Ершов был личностью неординарной. Его лекции всегда превращались в настоящий спектакль, он умел увлечь аудиторию. Иногда, видя, что внимание снижается, он начинал рассказывать о своих путешествиях. Где он только не бывал! Но особой его страстью был альпинизм. Он так захватывающе рассказывал о ледниках, ущельях и вершинах!
Одевался Ершов неброско, но по последней моде, добротно и со вкусом. Не красавец: среднего роста, коренастый, сбитый, с коротко подстриженными русыми волосами, квадратным подбородком и глубоко посажеными глазами, — но исходило от него что-то такое, от чего все девчонки в него были влюблены.
Настя во всей этой ситуации пыталась казаться равнодушной к происходящему, и на предположения подруг о том, что Ершов в нее влюбился, отвечала шутками. Хотя в глубине души ей это льстило, но здравый рассудок отметал все домыслы. Правда, мимо Настиных ушей не прошло то, что Ершову 35 лет, он женат на какой-то уродине по расчету, его тесть занимает высокий пост и у него два сына.

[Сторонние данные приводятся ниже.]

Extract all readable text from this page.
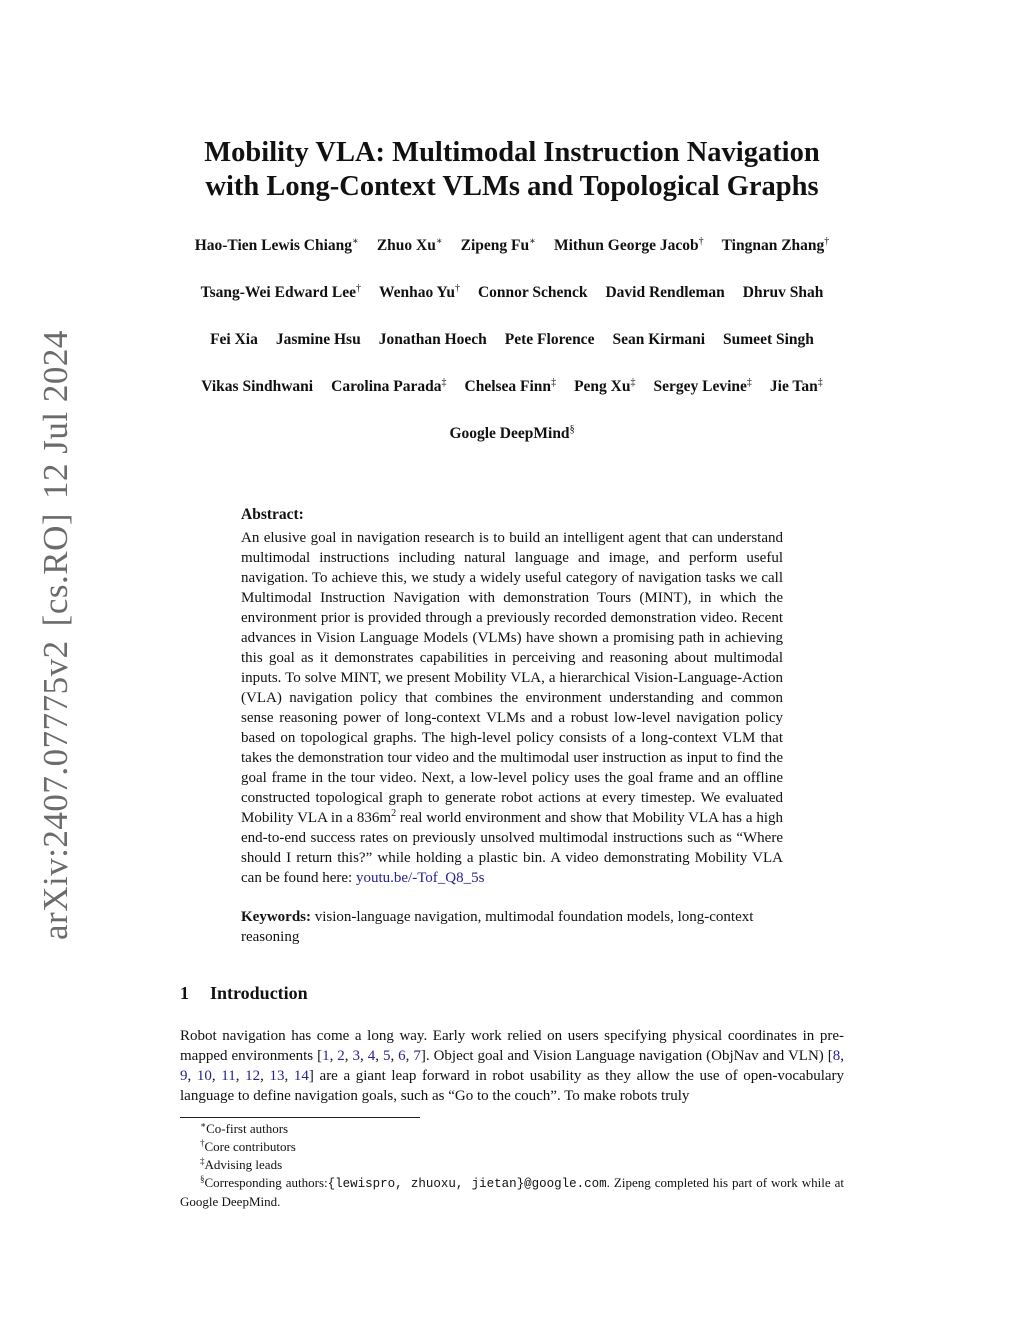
arXiv:2407.07775v2[cs.RO]12 Jul 2024
Mobility VLA: Multimodal Instruction Navigation
with Long-Context VLMs and Topological Graphs
Hao-Tien Lewis Chiang∗ Zhuo Xu∗ Zipeng Fu∗ Mithun George Jacob† Tingnan Zhang†
Tsang-Wei Edward Lee† Wenhao Yu† Connor Schenck David Rendleman Dhruv Shah
Fei Xia Jasmine Hsu Jonathan Hoech Pete Florence Sean Kirmani Sumeet Singh
Vikas Sindhwani Carolina Parada‡ Chelsea Finn‡ Peng Xu‡ Sergey Levine‡ Jie Tan‡
Google DeepMind§
Abstract:
An elusive goal in navigation research is to build an intelligent agent that can understand multimodal instructions including natural language and image, and perform useful navigation. To achieve this, we study a widely useful category of navigation tasks we call Multimodal Instruction Navigation with demonstration Tours (MINT), in which the environment prior is provided through a previously recorded demonstration video. Recent advances in Vision Language Models (VLMs) have shown a promising path in achieving this goal as it demonstrates capabilities in perceiving and reasoning about multimodal inputs. To solve MINT, we present Mobility VLA, a hierarchical Vision-Language-Action (VLA) navigation policy that combines the environment understanding and common sense reasoning power of long-context VLMs and a robust low-level navigation policy based on topological graphs. The high-level policy consists of a long-context VLM that takes the demonstration tour video and the multimodal user instruction as input to find the goal frame in the tour video. Next, a low-level policy uses the goal frame and an offline constructed topological graph to generate robot actions at every timestep. We evaluated Mobility VLA in a $836m^2$ real world environment and show that Mobility VLA has a high end-to-end success rates on previously unsolved multimodal instructions such as “Where should I return this?” while holding a plastic bin. A video demonstrating Mobility VLA can be found here: youtu.be/-Tof_Q8_5s
Keywords: vision-language navigation, multimodal foundation models, long-context reasoning
1 Introduction
Robot navigation has come a long way. Early work relied on users specifying physical coordinates in pre-mapped environments [1, 2, 3, 4, 5, 6, 7]. Object goal and Vision Language navigation (ObjNav and VLN) [8, 9, 10, 11, 12, 13, 14] are a giant leap forward in robot usability as they allow the use of open-vocabulary language to define navigation goals, such as “Go to the couch”. To make robots truly
∗Co-first authors
†Core contributors
‡Advising leads
§Corresponding authors:{lewispro, zhuoxu, jietan}@google.com. Zipeng completed his part of work while at Google DeepMind.
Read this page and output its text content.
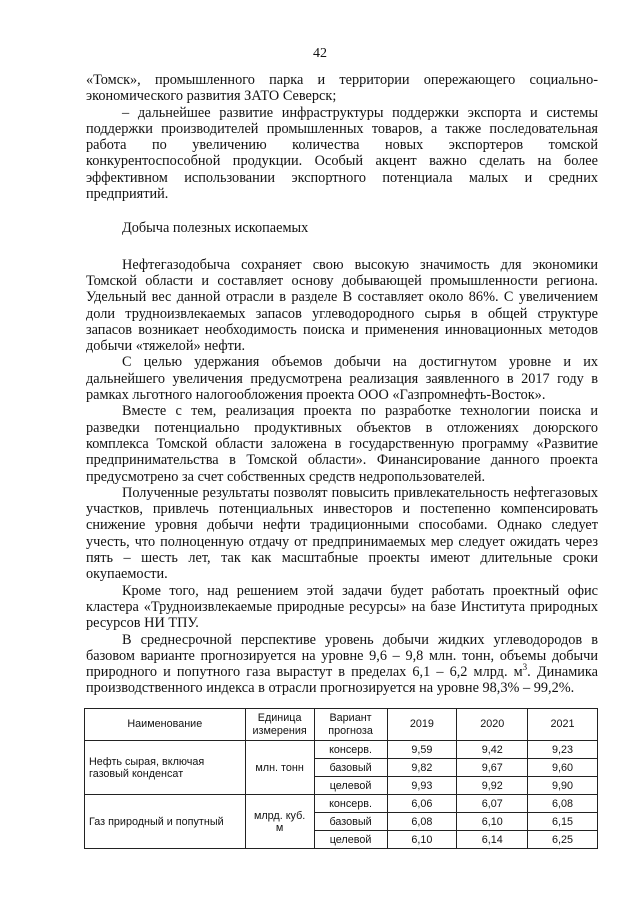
42

«Томск», промышленного парка и территории опережающего социально-экономического развития ЗАТО Северск;

– дальнейшее развитие инфраструктуры поддержки экспорта и системы поддержки производителей промышленных товаров, а также последовательная работа по увеличению количества новых экспортеров томской конкурентоспособной продукции. Особый акцент важно сделать на более эффективном использовании экспортного потенциала малых и средних предприятий.

Добыча полезных ископаемых

Нефтегазодобыча сохраняет свою высокую значимость для экономики Томской области и составляет основу добывающей промышленности региона. Удельный вес данной отрасли в разделе В составляет около 86%. С увеличением доли трудноизвлекаемых запасов углеводородного сырья в общей структуре запасов возникает необходимость поиска и применения инновационных методов добычи «тяжелой» нефти.

С целью удержания объемов добычи на достигнутом уровне и их дальнейшего увеличения предусмотрена реализация заявленного в 2017 году в рамках льготного налогообложения проекта ООО «Газпромнефть-Восток».

Вместе с тем, реализация проекта по разработке технологии поиска и разведки потенциально продуктивных объектов в отложениях доюрского комплекса Томской области заложена в государственную программу «Развитие предпринимательства в Томской области». Финансирование данного проекта предусмотрено за счет собственных средств недропользователей.

Полученные результаты позволят повысить привлекательность нефтегазовых участков, привлечь потенциальных инвесторов и постепенно компенсировать снижение уровня добычи нефти традиционными способами. Однако следует учесть, что полноценную отдачу от предпринимаемых мер следует ожидать через пять – шесть лет, так как масштабные проекты имеют длительные сроки окупаемости.

Кроме того, над решением этой задачи будет работать проектный офис кластера «Трудноизвлекаемые природные ресурсы» на базе Института природных ресурсов НИ ТПУ.

В среднесрочной перспективе уровень добычи жидких углеводородов в базовом варианте прогнозируется на уровне 9,6 – 9,8 млн. тонн, объемы добычи природного и попутного газа вырастут в пределах 6,1 – 6,2 млрд. $м^3$. Динамика производственного индекса в отрасли прогнозируется на уровне 98,3% – 99,2%.

Наименование	Единица измерения	Вариант прогноза	2019	2020	2021
Нефть сырая, включая газовый конденсат	млн. тонн	консерв.	9,59	9,42	9,23
		базовый	9,82	9,67	9,60
		целевой	9,93	9,92	9,90
Газ природный и попутный	млрд. куб. м	консерв.	6,06	6,07	6,08
		базовый	6,08	6,10	6,15
		целевой	6,10	6,14	6,25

Так продолжалось весь четвертый курс, пока перед весенней сессией, Настя не стала встречаться с аспирантом с той же кафедры, на которой работал Ершов. Казалось, ничего не изменилось, но при перекличке исчезло «мисс», а фамилия «Кольцова» произносилась весьма сдержано. Что произошло, для Насти осталось загадкой. Версии у всей группы были разные, сама же Настя решила, что Ершов не одобряет ее выбор и выражает это таким образом. Но, в конце концов, это был ее выбор…
В начале пятого курса Настя вышла за аспиранта замуж. При перекличках к новой фамилии приставка «миссис» не добавилась, а сама фамилия произносилась сухо, почти враждебно.
Экзамен, по предмету, который читал Ершов, Настя сдавала трижды. Он заявил, что его предмет она, Настя, будет знать только на «отлично» и, что ее знания должны соответствовать этой оценке. Кое-какие диаграммы и формулы она помнила и сейчас, спустя двадцать пять лет, а тогда знала конспект и учебник, в полном смысле слова, наизусть. Ей вспомнилось то упорство, с каким она зубрила, доказывая что-то в первую очередь самой себе.
Было потом еще три встречи. Вернее — две. Третья, как говорят сейчас, была виртуальной.
Первая состоялась через четыре года после окончания университета, в один из воскресных июльских дней. Солнце стояло в зените, воздух раскалился от зноя. Настя с мужем и маленьким сыном зашли в небольшое кафе в центре города, поесть мороженого и выпить чего-нибудь прохладительного. Муж направился к стойке, чтобы сделать заказ, а Настя в поиске свободного столика, замешкалась у входа. И тут она почувствовала на себе взгляд. Это был Ершов. Их взгляды встретились. Настя машинально улыбнулась и попыталась поздороваться. Ответной реакции не последовало. Ершов смотрел сквозь нее, будто она была невидимкой. Настя испытала двоякое чувство: во-первых, это ее разозлило — она не заслужила такого отношения к себе; во-вторых, огорчило — ей так хотелось увидеть прежнего Виктора Николаевича, обаятельного, ироничного, со смешинкой в глазах, а не застывший манекен с тяжелым взглядом.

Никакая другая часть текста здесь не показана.